Ray V and Alan John
LONDON/SINGAPORE (Reuters) – The dollar fell on Thursday as stock markets hit record highs, fueled optimism across asset classes and traders digested a slew of business activity surveys that were mostly better than expected as they looked for implications for interest rates.
Purchasing Managers’ Index (PMI) data showed the euro zone contraction in business activity slowed in February as the dominant services sector snapped a six-month losing streak to offset a deterioration in manufacturing.
The euro was last up 0.3% at $1.0851, rising more than 0.5% to its highest level in nearly three weeks after stronger-than-expected economic activity data in France, before falling after disappointing data for Germany.

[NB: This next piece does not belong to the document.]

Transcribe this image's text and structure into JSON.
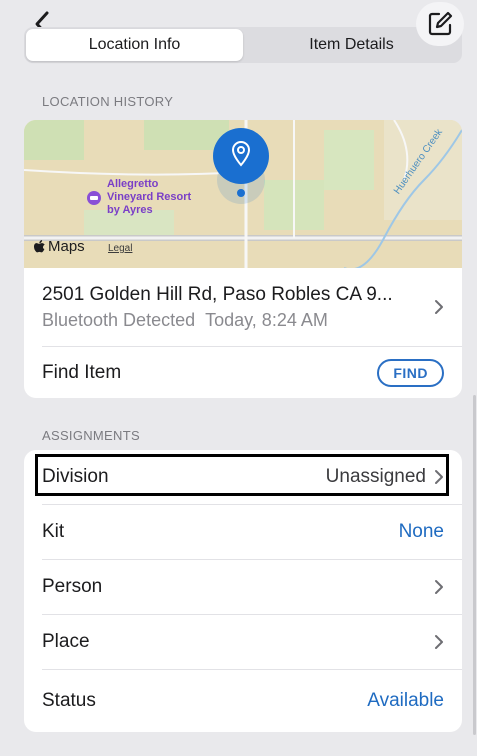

Sterling rose 0.3% to $1.2674 after British PMI data showed the economy maintained its early 2024 momentum, while the yen held steady at 150.28 yen to the dollar.
As a result, the index, which tracks the asset’s performance against six major peers, fell 0.25% to 103.67 and is on track for a weekly fall of about 0.5%, which if extended would be its first weekly decline in 2024.
Broad optimism in markets also weighed on the dollar, which sometimes benefits from market nervousness. Japanese and European stock indexes hit record highs on Thursday, surpassing peaks reached back in 1989.
However, the dollar index is up more than 2% for the year as traders backed away from aggressive bets on a big rate cut by the Federal Reserve this year.
US business activity data will be released later in the day.
“The dollar has come a long way and the market is taking a breath and is reluctant to take on new long positions in the dollar at the moment,” said Jane Foley, head of FX strategy at Rabobank.
“What could potentially change the situation is if we continue to have a debate about US interest rates and whether June (the first rate cut) is realistic. The next round of US data will be critical.”
“We continue to think that the dollar will get a second wind.”
The risk-sensitive Australian dollar rose 0.4% to $0.6580 and also hit a three-week high, although the traditional safe-haven Swiss franc also strengthened, with the dollar falling 0.15% to 0.8779 francs.
Minutes from the Federal Reserve’s latest meeting, released Wednesday, confirmed reports that the central bank is in no hurry to cut rates.
According to the CME FedWatch Tool, traders now estimate the likelihood of the Fed cutting rates in May at about 30%, much lower than the more than 80% chance a month ago.
This followed recent data that showed U.S. producer prices and consumer prices rose more than expected in January, along with continued strength in the country’s labor market.
Elsewhere, the New Zealand dollar hit a more than one-month high of $0.6218.
The Reserve Bank of New Zealand (RBNZ) meets next week and while economists generally expect the bank to keep interest rates at 5.5%, some see the risk of a hike, which has provided some support for the index.
“If New Zealand goes up, the market will be focused on the argument: ‘New Zealand has weak data and is still growing. The Fed has solid data, so how are they going to cut?” Foley said.